A national Facebook group, “Pandemic Pods” shows that at least 35 thousand other people are thinking about the idea and exchanging ideas online to make it work.
Lindsey says this with this method, they hope to limit exposure to the kids. The kids will be learning virtually with the teacher of their school district, but when it comes time for the kids to do a task the teacher assigned, the four families have hired a tutor and parents will chip in their part a couple hours a week.
“So it was really just born out of need for all working parents,” said Gage.
Linsdey knows tutor will be an extra cost, but hopes for the social and physical health of her child, it will be worth it.
“We’re able to split the costs four ways across four families. It makes it a little bit more manageable.”
Dr. Lampe is a professor of pediatrics and is with Texas Tech Physicians and says it's too early to tell if this is a safer option than being inside a classroom, but he says if you're going to try this out, find people you trust.
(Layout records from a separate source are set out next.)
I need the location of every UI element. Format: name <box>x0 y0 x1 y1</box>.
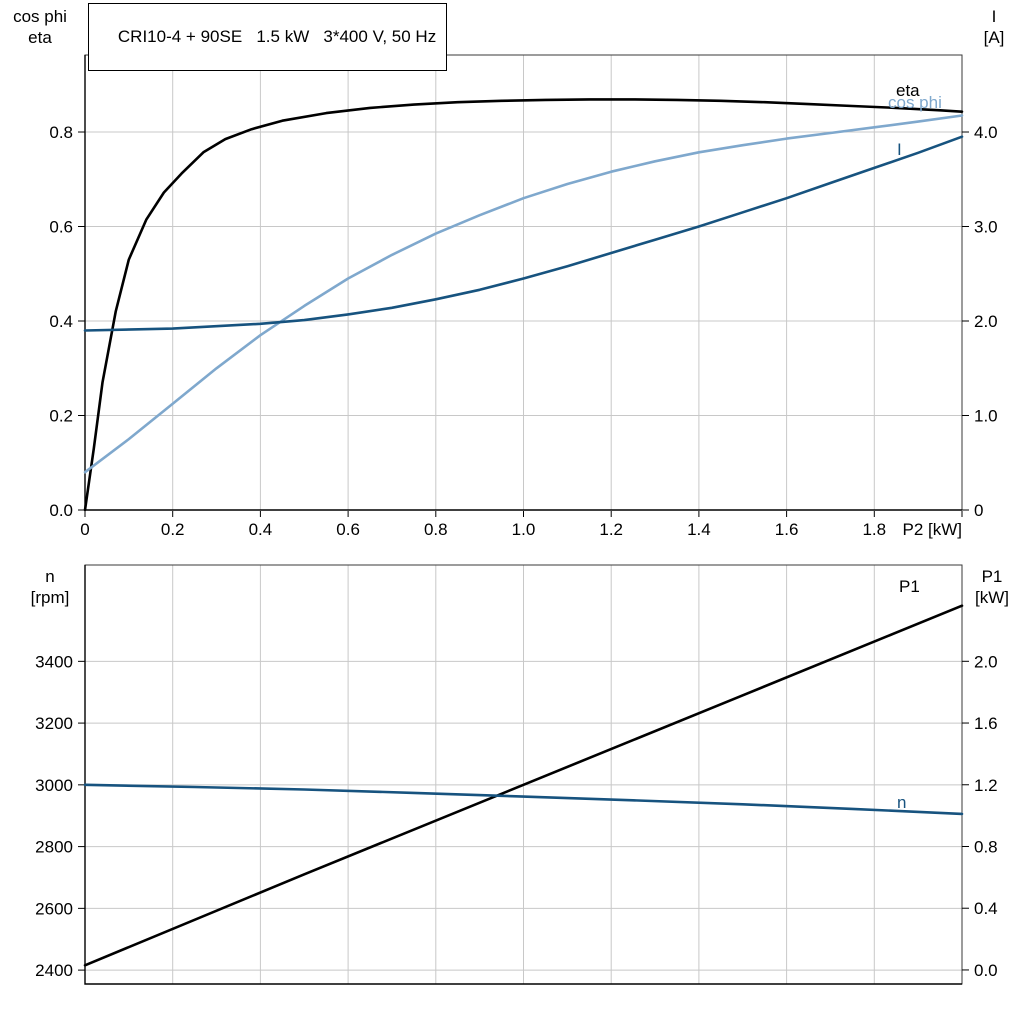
series-cos-phi-curve <box>83 114 964 474</box>
x-tick-label: 1.6 <box>775 520 799 539</box>
axis-title-eta: eta <box>28 28 52 47</box>
left-tick-label: 2800 <box>35 838 73 857</box>
right-tick-label: 3.0 <box>974 218 998 237</box>
right-tick-label: 1.2 <box>974 776 998 795</box>
top-chart-right-axis-title: I [A] <box>970 6 1018 48</box>
series-n-curve <box>83 783 964 816</box>
axis-title-p1: P1 <box>981 567 1003 586</box>
x-axis-unit-label: P2 [kW] <box>902 520 962 539</box>
axis-title-p1-unit: [kW] <box>975 588 1009 607</box>
series-eta-label: eta <box>896 81 920 100</box>
axis-title-current: I <box>991 7 997 26</box>
x-tick-label: 1.8 <box>862 520 886 539</box>
series-eta-curve <box>83 98 964 512</box>
top-chart-left-axis-title: cos phi eta <box>6 6 74 48</box>
top-chart: 0 0.2 0.4 0.6 0.8 1.0 1.2 1.4 1.6 1.8 P2 [kW] 0.0 0.… <box>49 54 998 539</box>
series-P1-curve <box>83 604 964 967</box>
chart-title-box: CRI10-4 + 90SE 1.5 kW 3*400 V, 50 Hz <box>88 3 448 71</box>
bottom-chart-left-axis-title: n [rpm] <box>16 566 84 608</box>
x-tick-label: 0.6 <box>336 520 360 539</box>
right-tick-label: 0 <box>974 501 983 520</box>
axis-title-cos-phi: cos phi <box>13 7 67 26</box>
right-tick-label: 1.6 <box>974 714 998 733</box>
x-tick-label: 1.0 <box>512 520 536 539</box>
left-tick-label: 2400 <box>35 961 73 980</box>
left-tick-label: 3200 <box>35 714 73 733</box>
x-tick-label: 0.2 <box>161 520 185 539</box>
left-tick-label: 3000 <box>35 776 73 795</box>
right-tick-label: 0.8 <box>974 837 998 856</box>
bottom-chart: 2400 2600 2800 3000 3200 3400 0.0 0.4 0.8 1.2 1.6 2… <box>35 564 998 985</box>
x-tick-label: 0.8 <box>424 520 448 539</box>
right-tick-label: 1.0 <box>974 407 998 426</box>
right-tick-label: 0.0 <box>974 961 998 980</box>
x-tick-label: 0.4 <box>249 520 273 539</box>
left-tick-label: 3400 <box>35 652 73 671</box>
left-tick-label: 2600 <box>35 899 73 918</box>
series-cos-phi-label: cos phi <box>888 93 942 112</box>
right-tick-label: 2.0 <box>974 312 998 331</box>
x-tick-label: 1.2 <box>599 520 623 539</box>
axis-title-speed: n <box>45 567 55 586</box>
left-tick-label: 0.2 <box>49 407 73 426</box>
left-tick-label: 0.6 <box>49 218 73 237</box>
right-tick-label: 0.4 <box>974 899 998 918</box>
x-tick-label: 1.4 <box>687 520 711 539</box>
x-tick-label: 0 <box>80 520 89 539</box>
left-tick-label: 0.8 <box>49 123 73 142</box>
series-I-curve <box>83 135 964 332</box>
axis-lines <box>84 565 962 985</box>
right-tick-label: 4.0 <box>974 123 998 142</box>
series-n-label: n <box>897 793 906 812</box>
right-tick-label: 2.0 <box>974 652 998 671</box>
series-P1-label: P1 <box>899 577 920 596</box>
chart-title: CRI10-4 + 90SE 1.5 kW 3*400 V, 50 Hz <box>117 27 437 46</box>
bottom-chart-right-axis-title: P1 [kW] <box>964 566 1020 608</box>
axis-title-speed-unit: [rpm] <box>30 588 70 607</box>
axis-title-current-unit: [A] <box>983 28 1005 47</box>
series-I-label: I <box>897 140 902 159</box>
left-tick-label: 0.4 <box>49 312 73 331</box>
left-tick-label: 0.0 <box>49 501 73 520</box>
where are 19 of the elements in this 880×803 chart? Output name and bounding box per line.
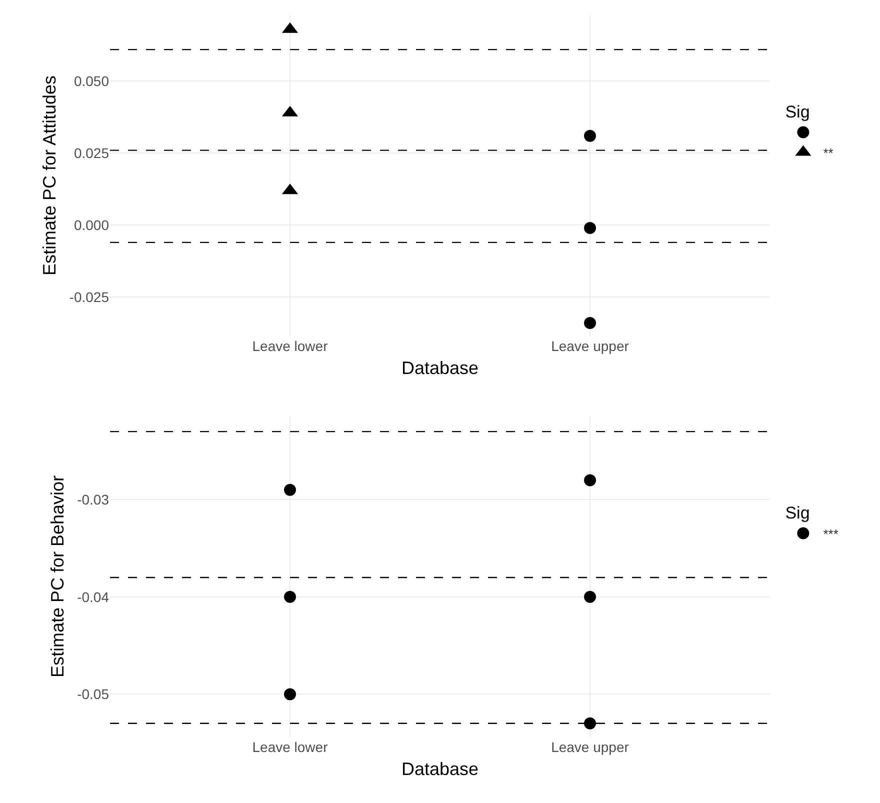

“Your neighbors, church groups, social groups,” explained Dr. Lampe. “But for socialization, I think this will prove to be a good experience for children.”
Dr. Lampe encourages people to look at the Covid-19 numbers in your city and look at the age of the child.
"Kids fortunately don't get as serious diseases . And while they can catch it, under the age of 10 years, they don't appear to transmit it as easily to adults and even to children. The degree of how much… we think it's less right now but that is subject to change"
For Lindsey,, she says she's just trying to make the right decision for her particular family.
“It takes a village and I feel fortunate to have found mine.”